Laser-assisted charge-transfer reactions (Li3++H): Coupled dressed-quasimolecular-state approach

Abstract

A semiclassical coupled dressed-quasimolecular-states (DQMS) approach is presented for nonperturbative treatment of multichannel charge-transfer reactions at low collision velocities and high laser intensities, incorporating the implementation of the generalized Van Vleck (GVV) nearly degenerate perturbation theory. The GVV technique allows block partitioning of the infinite-dimensional Floquet Hamiltonian into a finite-dimensional model DQMS space, and thereby reduces greatly the number of effective coupled channels. Further, the GVV-Floquet basis allows minimization of the (usually large in amplitude) field-induced nonadiabatic radial couplings without the need to explicitly construct the transformation between the adiabatic and diabatic DQMS basis. This yields a new set of coupled GVV-DQMS equations (neither adiabatic nor diabatic) which are particularly convenient for multichannel calculations. The method is applied to the study of the laser-assisted charge-transfer process: ${\mathrm{Li}}^{3+}$+H(1s)+ħω→${\mathrm{Li}}^{2+}$(n= 3)+${\mathrm{H}}^{+}$, using 2-, 5-, and 15- GVV-DQMS basis.
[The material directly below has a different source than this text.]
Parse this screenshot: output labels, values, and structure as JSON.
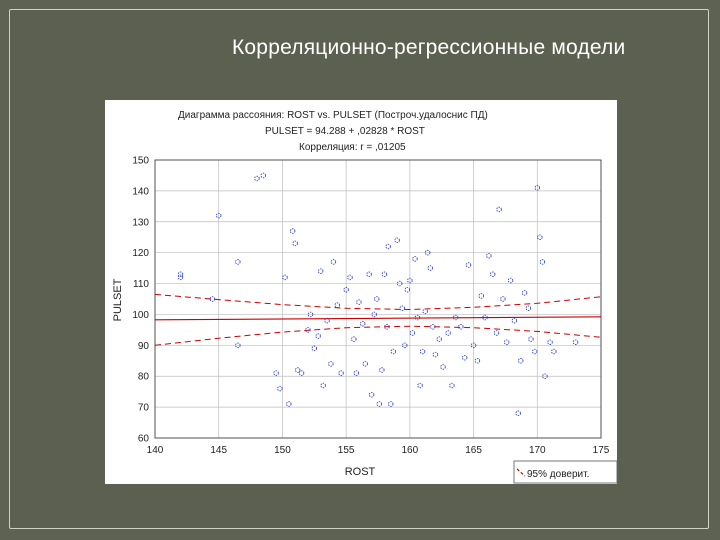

It is found that while the 5-state results agree well with the 15-state calculations even up to very high intensities for the (LiH${)}^{3+}$ system, the 2-state basis is inadequate at high-intensity and lower-wavelength regimes. Detailed results and nonlinear dynamical features are presented for the process at small impact velocity ${10}^7$ cm/s and strong laser fields with intensity ranging from 1 to 100 TW/${\mathrm{cm}}^2$ and wavelengths from 1500 to 3000 Å.